I was thinking I really would have loved this culture when I was a kid—thousands of songs at your fingertips, delivered to you in a nicely insulated headphone/headdrum kind of way. Now, I’m not so sure about many aspects of it—especially the commercial limits of proprietary formats. It’s interesting to compare that to the philosophy of Freeplay:
The Freeplay Foundation is committed to providing innovative and practical energy solutions to ensure sustained access to information via radio. Our on-going search for new applications for Freeplay’s patented wind-up and solar powered technology resulted in the creation of the unique Lifeline radio, for example. After extensive fieldwork, the Freeplay Foundation recognised the need for a radio built specifically for the humanitarian sector. The idea for the Lifeline radio was born – a robust radio that could be operated easily by adults and children alike, heard by groups of up to 40 and powered by either wind-up or solar-powered energy. Just 24 months after the concept paper for the Lifeline radio was written the first radios were distributed to Burundian youth living in refugee camps in Tanzania
I was reminded of Freeplay by an MSNBC story. Like “singles culture,” this approach to aural culture is noticeably anachronistic: designing the technology for small groups of up to 40 people, who could warm themselves with news, information, and music. This is a stark contrast to the streets of America, where people roam around with their “personal” devices like cell-phones and iPods, dividing themselves from their neighbors. But the schism goes back further than that.
My thoughts on this were kicked into high gear after listening/watching a lecture from 2002 on the MIT World site. The Soundscape of Modernity Architectural Acoustics and the Culture of Listening in America, 1900-1933 is well worth listening to. I ordered Emily Thompson’s book as a result; there were some really interesting points in the lecture. While Thompson focuses more on the history of acoustics in architectural practice than its cultural implications, you can’t help but think about them. The points that fascinate me from the lecture are the battle against noise, and the struggle to subdue reverberation.

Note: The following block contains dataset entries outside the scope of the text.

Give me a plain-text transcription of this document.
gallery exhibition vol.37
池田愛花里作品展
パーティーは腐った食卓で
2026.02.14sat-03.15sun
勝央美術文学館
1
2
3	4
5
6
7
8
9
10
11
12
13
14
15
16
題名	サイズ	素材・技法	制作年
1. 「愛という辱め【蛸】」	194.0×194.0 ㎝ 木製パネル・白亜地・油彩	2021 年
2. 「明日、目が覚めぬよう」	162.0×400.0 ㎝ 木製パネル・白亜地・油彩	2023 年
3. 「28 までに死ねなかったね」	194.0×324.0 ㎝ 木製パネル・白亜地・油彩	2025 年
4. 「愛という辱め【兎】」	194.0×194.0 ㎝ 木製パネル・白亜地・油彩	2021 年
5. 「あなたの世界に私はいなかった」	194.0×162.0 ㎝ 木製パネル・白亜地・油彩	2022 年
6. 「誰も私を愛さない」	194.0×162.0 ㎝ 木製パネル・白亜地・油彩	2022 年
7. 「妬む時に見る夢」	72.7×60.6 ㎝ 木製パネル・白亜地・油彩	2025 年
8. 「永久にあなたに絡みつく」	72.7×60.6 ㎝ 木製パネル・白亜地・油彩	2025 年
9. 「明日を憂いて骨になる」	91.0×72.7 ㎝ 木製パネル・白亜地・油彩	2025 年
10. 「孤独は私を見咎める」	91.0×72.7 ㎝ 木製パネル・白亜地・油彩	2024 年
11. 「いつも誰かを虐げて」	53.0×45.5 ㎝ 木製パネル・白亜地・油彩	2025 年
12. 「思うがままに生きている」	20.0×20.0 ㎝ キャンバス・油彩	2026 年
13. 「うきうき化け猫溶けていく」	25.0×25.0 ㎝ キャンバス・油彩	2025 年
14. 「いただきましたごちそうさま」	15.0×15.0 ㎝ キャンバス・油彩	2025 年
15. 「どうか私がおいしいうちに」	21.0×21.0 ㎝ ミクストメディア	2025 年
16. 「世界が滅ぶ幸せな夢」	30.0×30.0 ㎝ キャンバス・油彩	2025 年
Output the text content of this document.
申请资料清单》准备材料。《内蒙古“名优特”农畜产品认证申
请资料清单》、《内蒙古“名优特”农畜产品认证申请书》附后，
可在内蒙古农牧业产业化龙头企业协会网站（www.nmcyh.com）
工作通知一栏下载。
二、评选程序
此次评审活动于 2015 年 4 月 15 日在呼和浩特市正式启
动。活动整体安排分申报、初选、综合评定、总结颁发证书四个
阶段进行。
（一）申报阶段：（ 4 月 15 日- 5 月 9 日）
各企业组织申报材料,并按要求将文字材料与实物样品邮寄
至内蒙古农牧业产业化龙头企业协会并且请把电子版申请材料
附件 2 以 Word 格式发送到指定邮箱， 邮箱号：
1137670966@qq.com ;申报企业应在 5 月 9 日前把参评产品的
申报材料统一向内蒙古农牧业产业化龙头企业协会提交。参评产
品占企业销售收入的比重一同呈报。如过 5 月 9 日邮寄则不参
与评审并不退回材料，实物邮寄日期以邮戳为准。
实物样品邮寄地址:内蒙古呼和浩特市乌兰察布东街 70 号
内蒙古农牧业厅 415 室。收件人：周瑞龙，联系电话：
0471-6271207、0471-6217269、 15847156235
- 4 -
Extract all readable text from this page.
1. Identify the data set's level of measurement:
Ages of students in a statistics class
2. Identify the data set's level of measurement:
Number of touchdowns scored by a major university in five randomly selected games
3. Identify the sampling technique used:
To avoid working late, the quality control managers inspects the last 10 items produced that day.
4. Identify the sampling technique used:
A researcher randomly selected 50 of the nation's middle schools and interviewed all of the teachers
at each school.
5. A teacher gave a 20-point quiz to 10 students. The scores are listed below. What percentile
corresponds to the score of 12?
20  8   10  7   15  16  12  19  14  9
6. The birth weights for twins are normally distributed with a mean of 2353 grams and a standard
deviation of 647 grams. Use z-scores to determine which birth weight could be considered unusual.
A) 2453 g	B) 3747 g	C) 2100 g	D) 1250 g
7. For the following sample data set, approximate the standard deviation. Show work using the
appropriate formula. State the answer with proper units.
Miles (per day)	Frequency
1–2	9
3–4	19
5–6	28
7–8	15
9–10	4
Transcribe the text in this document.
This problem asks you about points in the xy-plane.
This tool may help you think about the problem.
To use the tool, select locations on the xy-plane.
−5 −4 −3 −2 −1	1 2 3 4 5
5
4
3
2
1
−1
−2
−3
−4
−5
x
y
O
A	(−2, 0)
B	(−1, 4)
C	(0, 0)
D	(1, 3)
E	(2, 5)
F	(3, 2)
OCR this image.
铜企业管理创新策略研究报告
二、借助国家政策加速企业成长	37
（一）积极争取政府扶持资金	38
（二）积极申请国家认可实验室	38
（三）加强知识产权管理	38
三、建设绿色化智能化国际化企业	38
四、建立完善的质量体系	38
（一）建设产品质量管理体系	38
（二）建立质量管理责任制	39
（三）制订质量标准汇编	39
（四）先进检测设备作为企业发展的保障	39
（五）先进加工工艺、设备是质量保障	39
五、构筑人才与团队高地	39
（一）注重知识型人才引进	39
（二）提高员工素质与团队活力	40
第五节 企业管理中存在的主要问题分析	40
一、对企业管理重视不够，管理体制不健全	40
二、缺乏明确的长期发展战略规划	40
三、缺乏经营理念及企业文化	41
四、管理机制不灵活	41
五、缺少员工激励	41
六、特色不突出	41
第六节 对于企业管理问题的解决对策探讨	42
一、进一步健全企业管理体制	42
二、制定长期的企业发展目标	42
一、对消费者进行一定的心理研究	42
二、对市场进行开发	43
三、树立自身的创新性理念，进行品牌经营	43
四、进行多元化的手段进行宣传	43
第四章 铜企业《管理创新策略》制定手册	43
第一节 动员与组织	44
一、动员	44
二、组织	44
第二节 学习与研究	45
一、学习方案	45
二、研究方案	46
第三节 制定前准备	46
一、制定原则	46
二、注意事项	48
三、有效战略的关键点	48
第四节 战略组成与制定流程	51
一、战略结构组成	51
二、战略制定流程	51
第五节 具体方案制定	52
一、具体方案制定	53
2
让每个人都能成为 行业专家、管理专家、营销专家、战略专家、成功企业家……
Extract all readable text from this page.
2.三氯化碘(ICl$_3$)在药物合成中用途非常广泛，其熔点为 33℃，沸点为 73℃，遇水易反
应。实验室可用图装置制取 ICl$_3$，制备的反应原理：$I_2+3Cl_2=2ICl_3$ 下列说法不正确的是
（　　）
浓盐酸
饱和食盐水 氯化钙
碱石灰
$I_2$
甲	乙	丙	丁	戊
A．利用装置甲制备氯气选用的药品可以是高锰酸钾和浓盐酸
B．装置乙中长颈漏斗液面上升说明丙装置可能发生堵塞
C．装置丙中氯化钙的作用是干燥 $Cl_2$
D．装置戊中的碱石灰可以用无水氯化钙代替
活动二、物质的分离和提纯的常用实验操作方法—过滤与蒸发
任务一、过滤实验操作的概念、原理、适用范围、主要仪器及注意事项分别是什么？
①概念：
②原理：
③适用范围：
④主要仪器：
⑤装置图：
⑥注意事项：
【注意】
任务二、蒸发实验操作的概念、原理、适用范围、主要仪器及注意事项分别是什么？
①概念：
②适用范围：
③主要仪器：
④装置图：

One major key is the shift in thinking about what the essence of an aural “soundscape” is. Once sound became equated with signal (Thompson has some wonderful illustrations of that), then intelligibility became the most important thing. Because reverberation effects intelligibility, it was seen to be evil and in need of eradication. The shift in the twenties of the supposed “ideal” reverberation time for a concert hall is one of her major points of evidence. I think Thompson is right. Once we started thinking of sounds as “signals,” the creation of a nearly anechoic environment to place the signal in became of great importance. The Shannon-Weaver model of communication seems closely related. It’s amazing how we still are wrestling with this in webbed environments with the separation of content from presentation.
The fight against reverberation is a fight to insulate and sound-proof the world. Digital music, I think, takes this a step further. As a veteran of the “old days” of analog music, I remember that the first thing that made me not like cds is the way that sounds decay on them. Instead of having something trail off and linger in a reverberant way, they just flat out disappear. It’s a limit of the technology that is difficult to describe to someone who has not heard a really good analog music system. When eradicating noise became more important than preserving space, I think we encountered a profound shift. Oddly enough, that is part of Thompson’s point about the early twentieth century that seems equally applicable at the dawn of this one. Web design elements (like color and typefaces) are almost perceived as “noise” by information designers, something to be removed so that the real “signal” of the page can be extracted and aggregated.
I think that this postmodern approach to information is not all that different from the “modern” one. Somehow, I sort of miss getting friends together around the stereo to enjoy the space that music creates in a room. The artificial Dolby 5:1 synthetic variety that replaced the old concept of “stereo” doesn’t seem to me to be an improvement; nor does the exclusion of all listeners except the “personal” listener who has music directly injected into their brain— for their sole use as a purchasing consumer.